Togo : la dynastie Gnassingbé, un pouvoir verrouillé depuis plus de 50 ans

Le Togo détient un record peu enviable : celui de la dynastie politique la plus ancienne d’Afrique. Depuis 1967, deux générations de Gnassingbé se sont succédé à la tête de l’État. Gnassingbé Eyadéma a régné 38 ans avant que son fils, Faure Gnassingbé, ne prenne le relais en 2005. Aujourd’hui, après près de vingt ans au pouvoir, le président actuel semble déterminé à perpétuer cette tradition familiale, verrouillant les institutions et s’appuyant sur une loyauté militaire sans faille.
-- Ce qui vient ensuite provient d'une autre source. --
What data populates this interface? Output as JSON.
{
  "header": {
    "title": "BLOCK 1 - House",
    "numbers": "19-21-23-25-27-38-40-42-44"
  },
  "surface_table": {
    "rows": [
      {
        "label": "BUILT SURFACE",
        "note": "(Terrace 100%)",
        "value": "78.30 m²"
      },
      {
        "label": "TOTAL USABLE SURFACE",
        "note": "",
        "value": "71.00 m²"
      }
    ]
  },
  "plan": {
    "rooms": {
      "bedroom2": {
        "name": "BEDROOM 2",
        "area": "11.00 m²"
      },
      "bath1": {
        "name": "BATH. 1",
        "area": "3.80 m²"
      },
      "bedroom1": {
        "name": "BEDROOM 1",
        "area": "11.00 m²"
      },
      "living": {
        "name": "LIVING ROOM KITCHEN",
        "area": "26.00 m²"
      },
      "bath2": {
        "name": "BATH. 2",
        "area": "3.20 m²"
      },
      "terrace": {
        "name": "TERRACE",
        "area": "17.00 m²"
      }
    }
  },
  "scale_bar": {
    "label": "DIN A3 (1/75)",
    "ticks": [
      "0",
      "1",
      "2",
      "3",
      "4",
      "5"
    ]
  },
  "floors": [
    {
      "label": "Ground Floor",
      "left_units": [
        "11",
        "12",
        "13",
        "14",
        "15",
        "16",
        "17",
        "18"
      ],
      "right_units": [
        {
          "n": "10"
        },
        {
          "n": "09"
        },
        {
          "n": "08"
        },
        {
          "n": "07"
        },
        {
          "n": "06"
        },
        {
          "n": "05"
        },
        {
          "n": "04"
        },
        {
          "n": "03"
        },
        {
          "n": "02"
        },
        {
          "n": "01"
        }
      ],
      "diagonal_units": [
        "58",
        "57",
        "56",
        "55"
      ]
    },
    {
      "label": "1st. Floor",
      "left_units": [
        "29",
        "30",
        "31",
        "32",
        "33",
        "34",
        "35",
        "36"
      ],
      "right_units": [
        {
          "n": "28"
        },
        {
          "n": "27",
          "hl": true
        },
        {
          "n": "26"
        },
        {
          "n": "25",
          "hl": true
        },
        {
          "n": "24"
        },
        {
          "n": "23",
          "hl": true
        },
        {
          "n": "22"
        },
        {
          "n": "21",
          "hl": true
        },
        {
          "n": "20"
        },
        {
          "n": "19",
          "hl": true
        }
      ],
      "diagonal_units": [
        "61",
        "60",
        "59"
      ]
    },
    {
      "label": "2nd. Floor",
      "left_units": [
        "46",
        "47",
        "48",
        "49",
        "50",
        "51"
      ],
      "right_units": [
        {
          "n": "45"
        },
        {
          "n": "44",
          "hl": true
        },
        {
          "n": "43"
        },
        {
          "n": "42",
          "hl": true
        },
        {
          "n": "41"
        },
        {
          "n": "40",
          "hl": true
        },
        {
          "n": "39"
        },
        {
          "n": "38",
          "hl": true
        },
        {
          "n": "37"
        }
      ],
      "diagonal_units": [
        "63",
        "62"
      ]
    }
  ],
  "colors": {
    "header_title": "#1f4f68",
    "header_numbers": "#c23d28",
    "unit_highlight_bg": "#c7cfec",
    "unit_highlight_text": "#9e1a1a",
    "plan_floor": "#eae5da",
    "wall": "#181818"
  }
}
Tout porte à croire qu’il ambitionne une présidence à vie, suivant le même parcours que son père.

Un régime fondé sur le clan plutôt que sur l’État

Pour saisir l’impossibilité d’une alternance pacifique au Togo, il faut plonger au cœur d’un système où le pouvoir n’est plus une fonction publique, mais une propriété privée. Depuis plus d’un demi-siècle, la famille Gnassingbé et ses proches considèrent la présidence comme un héritage familial, transmis de père en fils. Pour Faure Gnassingbé, abandonner le pouvoir reviendrait à mettre en danger non seulement son clan, mais aussi l’ensemble des privilèges accumulés au fil des décennies.

L’enjeu dépasse désormais le simple cadre politique : quitter le fauteuil présidentiel exposerait le régime à des demandes de comptes sur la gestion économique du pays, sur les détournements massifs de fonds et, surtout, sur les violences ayant marqué son histoire. Les centaines de victimes de la répression sanglante de 2005 rappellent cruellement les conséquences d’une transition ratée. Pour le clan Gnassingbé, conserver le pouvoir n’est plus une stratégie, mais une nécessité existentielle. Ce dilemme condamne le président à s’accrocher au pouvoir jusqu’à la fin de ses jours.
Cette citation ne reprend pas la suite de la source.